Обычно городские торговцы или ремесленники хорошо знают друг друга и все вместе начинают дотошно и назойливо интересоваться новым конкурентом что это еще за птица прилетела из–за рубежа, чтобы отбивать у них покупателей или заказчиков? Так что фотоателье в центре города, под враждебными взглядами конкурентов, было бы менее надежной «крышей», чем захудалое «Моменто».

Скарбеку не нужен шикарный салон, его вполне устраивает, что фотография находится на заводской окраине, а клиентами его стали преимущественно рабочие с заводов Мирафьори, Линьотто, с военных заводов, расположенных по соседству.

В ту пору многие цехи туринских заводов становились секретными и там вводили пропуска с фотокарточками. Благодаря этим фотографиям–малюткам Скарбек хорошо осведомлен о секретной сущности заводов.

Ну, а кроме фото для пропусков, для паспортов, для членских билетов фашистской партии, кроме семейных фотографий, посылаемых в армию, Скарбек успешно занимался также художественной фотографией; он был незаурядным мастером своего дела, подлинным художником.

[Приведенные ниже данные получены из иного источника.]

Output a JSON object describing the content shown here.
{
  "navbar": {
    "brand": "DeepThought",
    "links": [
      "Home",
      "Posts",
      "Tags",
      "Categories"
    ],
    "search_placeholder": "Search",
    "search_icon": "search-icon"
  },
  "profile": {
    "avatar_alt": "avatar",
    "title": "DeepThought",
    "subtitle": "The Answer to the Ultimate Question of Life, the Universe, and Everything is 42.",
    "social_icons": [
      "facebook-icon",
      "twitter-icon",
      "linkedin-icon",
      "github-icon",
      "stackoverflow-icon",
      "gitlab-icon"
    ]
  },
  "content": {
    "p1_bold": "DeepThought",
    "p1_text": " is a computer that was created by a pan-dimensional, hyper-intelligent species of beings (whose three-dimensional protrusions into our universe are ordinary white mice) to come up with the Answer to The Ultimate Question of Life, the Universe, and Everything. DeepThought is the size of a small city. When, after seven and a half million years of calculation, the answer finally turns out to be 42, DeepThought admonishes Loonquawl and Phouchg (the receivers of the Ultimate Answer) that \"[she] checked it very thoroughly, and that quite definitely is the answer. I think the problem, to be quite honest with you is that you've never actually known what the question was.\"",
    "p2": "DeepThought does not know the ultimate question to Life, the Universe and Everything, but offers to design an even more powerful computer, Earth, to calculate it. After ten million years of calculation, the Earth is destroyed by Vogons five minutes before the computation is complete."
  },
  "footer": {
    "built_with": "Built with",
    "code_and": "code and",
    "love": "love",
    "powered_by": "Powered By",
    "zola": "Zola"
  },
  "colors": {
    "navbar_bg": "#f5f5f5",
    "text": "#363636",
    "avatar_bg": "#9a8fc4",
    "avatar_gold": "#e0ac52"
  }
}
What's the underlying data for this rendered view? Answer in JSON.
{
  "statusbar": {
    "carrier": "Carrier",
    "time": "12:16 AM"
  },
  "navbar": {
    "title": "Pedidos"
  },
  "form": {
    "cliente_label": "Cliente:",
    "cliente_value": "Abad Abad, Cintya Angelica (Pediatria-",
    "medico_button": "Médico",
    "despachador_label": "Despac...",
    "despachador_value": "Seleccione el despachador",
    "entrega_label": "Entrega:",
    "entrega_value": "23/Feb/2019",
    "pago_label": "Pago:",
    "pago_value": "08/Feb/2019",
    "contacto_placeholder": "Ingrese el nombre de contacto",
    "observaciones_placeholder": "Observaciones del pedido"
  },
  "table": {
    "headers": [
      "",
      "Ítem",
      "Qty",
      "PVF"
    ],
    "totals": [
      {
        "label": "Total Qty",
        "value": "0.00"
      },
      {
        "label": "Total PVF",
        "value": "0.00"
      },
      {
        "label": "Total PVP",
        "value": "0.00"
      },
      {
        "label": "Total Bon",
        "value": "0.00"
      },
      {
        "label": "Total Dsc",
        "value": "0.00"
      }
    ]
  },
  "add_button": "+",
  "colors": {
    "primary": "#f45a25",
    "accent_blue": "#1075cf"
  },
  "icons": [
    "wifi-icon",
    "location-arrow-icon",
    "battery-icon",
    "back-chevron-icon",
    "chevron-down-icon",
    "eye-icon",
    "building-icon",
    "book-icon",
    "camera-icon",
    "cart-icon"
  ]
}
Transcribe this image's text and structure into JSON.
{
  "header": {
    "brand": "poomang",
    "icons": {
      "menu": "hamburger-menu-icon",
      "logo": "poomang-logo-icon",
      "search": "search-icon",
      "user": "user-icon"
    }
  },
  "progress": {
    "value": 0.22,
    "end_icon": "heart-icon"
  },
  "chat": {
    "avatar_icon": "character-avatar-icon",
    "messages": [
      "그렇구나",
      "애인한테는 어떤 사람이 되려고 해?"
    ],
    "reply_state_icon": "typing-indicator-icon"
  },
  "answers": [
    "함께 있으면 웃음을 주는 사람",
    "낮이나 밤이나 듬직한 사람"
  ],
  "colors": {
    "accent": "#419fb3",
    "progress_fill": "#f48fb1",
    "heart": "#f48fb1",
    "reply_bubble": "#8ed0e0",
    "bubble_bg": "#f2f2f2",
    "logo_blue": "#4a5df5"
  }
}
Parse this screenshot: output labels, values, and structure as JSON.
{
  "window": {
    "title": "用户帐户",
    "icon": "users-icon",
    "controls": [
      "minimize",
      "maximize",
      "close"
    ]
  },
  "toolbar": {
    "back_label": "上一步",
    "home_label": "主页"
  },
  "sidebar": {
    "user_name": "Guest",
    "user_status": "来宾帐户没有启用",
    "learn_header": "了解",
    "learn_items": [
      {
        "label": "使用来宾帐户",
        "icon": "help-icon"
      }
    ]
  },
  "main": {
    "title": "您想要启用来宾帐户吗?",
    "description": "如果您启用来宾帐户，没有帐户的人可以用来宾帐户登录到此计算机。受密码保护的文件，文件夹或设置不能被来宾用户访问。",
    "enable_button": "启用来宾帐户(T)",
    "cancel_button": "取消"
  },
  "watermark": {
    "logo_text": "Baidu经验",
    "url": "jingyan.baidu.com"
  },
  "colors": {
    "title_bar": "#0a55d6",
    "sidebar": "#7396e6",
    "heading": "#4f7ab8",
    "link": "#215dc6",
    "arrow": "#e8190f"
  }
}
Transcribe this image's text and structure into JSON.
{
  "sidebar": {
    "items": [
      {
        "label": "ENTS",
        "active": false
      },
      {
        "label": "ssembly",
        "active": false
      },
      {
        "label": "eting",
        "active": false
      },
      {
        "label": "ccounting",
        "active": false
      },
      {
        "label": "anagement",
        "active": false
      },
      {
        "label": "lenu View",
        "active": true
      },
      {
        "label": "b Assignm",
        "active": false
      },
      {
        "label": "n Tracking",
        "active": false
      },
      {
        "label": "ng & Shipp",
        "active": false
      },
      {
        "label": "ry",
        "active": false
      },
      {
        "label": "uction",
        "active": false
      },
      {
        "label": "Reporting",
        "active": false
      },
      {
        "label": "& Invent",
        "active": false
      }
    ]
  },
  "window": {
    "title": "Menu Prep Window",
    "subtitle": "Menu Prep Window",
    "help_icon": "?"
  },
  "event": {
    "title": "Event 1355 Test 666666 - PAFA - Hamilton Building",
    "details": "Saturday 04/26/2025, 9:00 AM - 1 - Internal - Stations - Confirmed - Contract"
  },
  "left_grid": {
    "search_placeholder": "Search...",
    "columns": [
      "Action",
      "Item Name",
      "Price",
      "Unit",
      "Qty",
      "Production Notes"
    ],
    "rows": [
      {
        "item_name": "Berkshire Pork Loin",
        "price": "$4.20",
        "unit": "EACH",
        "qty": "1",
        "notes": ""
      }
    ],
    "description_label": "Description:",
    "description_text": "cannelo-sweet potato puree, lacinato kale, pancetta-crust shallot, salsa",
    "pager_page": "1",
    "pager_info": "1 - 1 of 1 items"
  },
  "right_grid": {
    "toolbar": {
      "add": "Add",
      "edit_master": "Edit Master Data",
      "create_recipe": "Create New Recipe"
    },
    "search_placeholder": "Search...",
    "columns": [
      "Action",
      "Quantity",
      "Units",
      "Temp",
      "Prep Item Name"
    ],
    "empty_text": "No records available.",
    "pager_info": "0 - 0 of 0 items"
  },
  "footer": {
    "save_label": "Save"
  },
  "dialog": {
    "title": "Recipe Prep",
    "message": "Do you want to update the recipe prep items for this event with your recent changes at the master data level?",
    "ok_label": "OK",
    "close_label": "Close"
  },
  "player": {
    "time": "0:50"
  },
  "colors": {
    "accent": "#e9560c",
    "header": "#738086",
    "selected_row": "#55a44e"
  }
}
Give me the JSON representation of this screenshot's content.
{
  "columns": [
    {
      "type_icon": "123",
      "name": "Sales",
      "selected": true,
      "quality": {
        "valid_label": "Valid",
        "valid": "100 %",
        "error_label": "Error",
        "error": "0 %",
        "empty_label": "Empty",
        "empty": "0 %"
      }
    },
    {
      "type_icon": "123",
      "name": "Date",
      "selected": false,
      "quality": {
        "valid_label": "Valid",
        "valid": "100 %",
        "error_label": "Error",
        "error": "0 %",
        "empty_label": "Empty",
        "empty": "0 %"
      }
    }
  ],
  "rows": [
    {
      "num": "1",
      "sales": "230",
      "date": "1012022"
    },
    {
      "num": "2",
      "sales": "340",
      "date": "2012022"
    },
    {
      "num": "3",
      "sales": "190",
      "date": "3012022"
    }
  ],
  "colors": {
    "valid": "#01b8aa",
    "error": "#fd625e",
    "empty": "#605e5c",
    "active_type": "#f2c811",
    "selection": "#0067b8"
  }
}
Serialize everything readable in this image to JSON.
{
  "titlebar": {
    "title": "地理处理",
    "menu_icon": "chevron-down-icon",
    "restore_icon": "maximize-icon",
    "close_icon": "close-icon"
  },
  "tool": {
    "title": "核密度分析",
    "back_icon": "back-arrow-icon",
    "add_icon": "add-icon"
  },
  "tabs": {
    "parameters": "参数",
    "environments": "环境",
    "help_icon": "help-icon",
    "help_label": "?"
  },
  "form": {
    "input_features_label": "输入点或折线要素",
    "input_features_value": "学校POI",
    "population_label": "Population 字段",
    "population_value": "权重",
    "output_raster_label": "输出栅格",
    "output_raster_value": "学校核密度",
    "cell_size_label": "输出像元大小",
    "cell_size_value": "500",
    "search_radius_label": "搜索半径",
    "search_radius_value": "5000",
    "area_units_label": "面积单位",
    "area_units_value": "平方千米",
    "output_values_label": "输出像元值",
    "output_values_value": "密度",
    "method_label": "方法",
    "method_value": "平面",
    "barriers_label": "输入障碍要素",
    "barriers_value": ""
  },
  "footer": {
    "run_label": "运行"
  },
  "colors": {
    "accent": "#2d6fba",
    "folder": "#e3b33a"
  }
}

Прошло всего полгода, и теперь у витрины «Моменто» торчали зеваки. Портреты красоток заставляли иных прохожих замедлять шаг, а то и надолго задерживаться у витрины. И дело не в том, что красотки снимались в платьях весьма смелого покроя. Новый владелец «Моменто» умел потрафить самым капризным клиентам, и были случаи, когда к нему приезжали фотографироваться важные синьоры и синьорины — среди них известная киноактриса, чемпионка города по лаунтеннису, молодящаяся и безвкусная жена спекулянта земельными участками: ей совсем не к лицу складки и морщины, хорошо бы отделаться от них хотя бы на фотографии… А Скарбека, когда он мучился с ней, так и подмывало спросить: «Скажите, синьора, где вы заказали свою шляпу — не в артели слепых?»